In a world where mobile gaming is pretty handily cornered by the Angry Birds franchise (albeit, not as much recently), physics-centric puzzle games are, well, kind of the name of the game. Rabbids Big Bang is such a fresh twist on the “hurl your critter to complete a level” concept that I’m hard-pressed to really compare it to anything. But with a bit of practice, and a healthy dose of repeated frustration, this game is bound to win puzzle lovers over, if only at first.
As most classic gamers know, the Rabbids series is almost as seasoned as they come. These sassy, buck-toothed space rabbits are actually characters from the Rabbids Rayman series. Admittedly, I haven’t played more than 15 collective minutes of the original, but its reputation sitting somewhere between Mega Man and Crash Bandicoot precedes it enough to know that it’s pretty well loved. And the Rabbids games (which have been made not only for mobile but also consoles) are a lot of fun in their own right.
Rabbids Big Bang is a fresh twist on the brand of physics puzzlers made popular by Angry Birds. The central concept of the game is as follows: beginning the game on one of a series of worlds you launch your jetpack-equipped Rabbid character (done by smacking him with a bat) out of the atmosphere and into space. The goal is to collect coins, hit flying saucers or complete slingshot laps around the planet (or the others in that level’s galaxy). Similar to Angry Birds the initial throw and its trajectory are hugely important. But, once you’re in the air, you control the rabbid in a very simple way—you ascend and descend using jetpack bursts.
The trick to this game is getting used to the atmospheric physics. With Angry Birds, the very familiar “earthly” gravity was understood right out of the gate. But in this game you’re bound by the gravitational pull of your home planet. But not only that, you have to adjust to the gravities of the other planets in the level if you enter their atmosphere. This is an especially difficult task because sometimes you’re hovering below a planet, but its pull is sucking you upwards. It’s a disorienting interplay that caused some serious “ugh” moments for me.
The level structure reminded me of classic puzzle games. There are a bunch of “worlds” and within each, there are more than a dozen levels to complete. Because the game is broken up into a handful of sections like this, you can get used to the color schemes and difficulty levels within each world rather easily. It’s a tried-and-true technique for gauging accomplishment and “graduating” to new parts of a game.
Rabbid’s difficulty level aptly sits between “simple” and “tricky.” But the question with puzzle games that don’t really have a strong story is: “how addicting are they?” Let’s face it; most casual gamers won’t make it through the exhaustive quantity of levels. And at the just-right price point of $0.99, that’s okay. With that said, the game did miss out on a lot of “come back and play me” potential. Just like with survival games, simplicity only works if I want to play it in my spare time, and often.
Why isn’t it addictive, though? Well, the physics (while cool in concept), proved to be more of a hindrance than a challenge.

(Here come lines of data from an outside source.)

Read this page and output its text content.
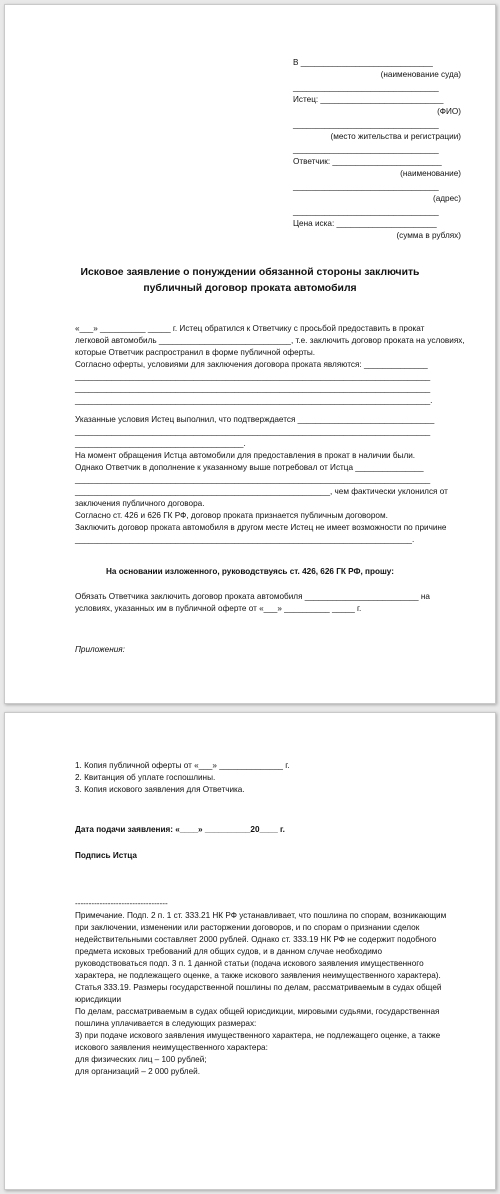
В _____________________________
(наименование суда)
________________________________
Истец: ___________________________
(ФИО)
________________________________
(место жительства и регистрации)
________________________________
Ответчик: ________________________
(наименование)
________________________________
(адрес)
________________________________
Цена иска: ______________________
(сумма в рублях)
Исковое заявление о понуждении обязанной стороны заключить
публичный договор проката автомобиля
«___» __________ _____ г. Истец обратился к Ответчику с просьбой предоставить в прокат
легковой автомобиль _____________________________, т.е. заключить договор проката на условиях,
которые Ответчик распространил в форме публичной оферты.
Согласно оферты, условиями для заключения договора проката являются: ______________
______________________________________________________________________________
______________________________________________________________________________
______________________________________________________________________________.
Указанные условия Истец выполнил, что подтверждается ______________________________
______________________________________________________________________________
_____________________________________.
На момент обращения Истца автомобили для предоставления в прокат в наличии были.
Однако Ответчик в дополнение к указанному выше потребовал от Истца _______________
______________________________________________________________________________
________________________________________________________, чем фактически уклонился от
заключения публичного договора.
Согласно ст. 426 и 626 ГК РФ, договор проката признается публичным договором.
Заключить договор проката автомобиля в другом месте Истец не имеет возможности по причине
__________________________________________________________________________.
На основании изложенного, руководствуясь ст. 426, 626 ГК РФ, прошу:
Обязать Ответчика заключить договор проката автомобиля _________________________ на
условиях, указанных им в публичной оферте от «___» __________ _____ г.
Приложения:
1. Копия публичной оферты от «___» ______________ г.
2. Квитанция об уплате госпошлины.
3. Копия искового заявления для Ответчика.
Дата подачи заявления: «____» __________20____ г.
Подпись Истца
----------------------------------
Примечание. Подп. 2 п. 1 ст. 333.21 НК РФ устанавливает, что пошлина по спорам, возникающим
при заключении, изменении или расторжении договоров, и по спорам о признании сделок
недействительными составляет 2000 рублей. Однако ст. 333.19 НК РФ не содержит подобного
предмета исковых требований для общих судов, и в данном случае необходимо
руководствоваться подп. 3 п. 1 данной статьи (подача искового заявления имущественного
характера, не подлежащего оценке, а также искового заявления неимущественного характера).
Статья 333.19. Размеры государственной пошлины по делам, рассматриваемым в судах общей
юрисдикции
По делам, рассматриваемым в судах общей юрисдикции, мировыми судьями, государственная
пошлина уплачивается в следующих размерах:
3) при подаче искового заявления имущественного характера, не подлежащего оценке, а также
искового заявления неимущественного характера:
для физических лиц – 100 рублей;
для организаций – 2 000 рублей.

At the end of the day, it was overly difficult to control rabbids when switching planets, and once you leave the atmosphere, the “floaty” effect really just delayed level timing and confused the rest of the physics, ultimately causing more frustration than fun.
So, what’s the verdict here? Well, as I said, the concept of the game got old quickly and I really never grasped the “feel” for it like I normally do with puzzle games. So, I couldn’t really even get to the point where I could assess the difficulty of later levels. The game lost me by the third world, and while I did finish more than that, I wasn’t enthralled. That said, the concept is really clever, and the playfulness of the characters gave me a little of that warm fuzzy feeling. I’m an N64 kid after all. As an added bonus the soundtrack and music added even more to the playfulness, hearkening me back to afternoons with Zelda and Crash Bandicoot.
At the end of the day, the game is just alright. It gave me a couple hours of total entertainment. I liked the multi-planet puzzles, and the frustration of getting used to the gravity complication presented enough of a challenge for a while. But after that, the game goes from pretty good to repetitive, flat and slightly unrealized. If you’re a fan of this franchise, however, then by all means go for it. But at the end of the day you’d be better served sticking with Rayman.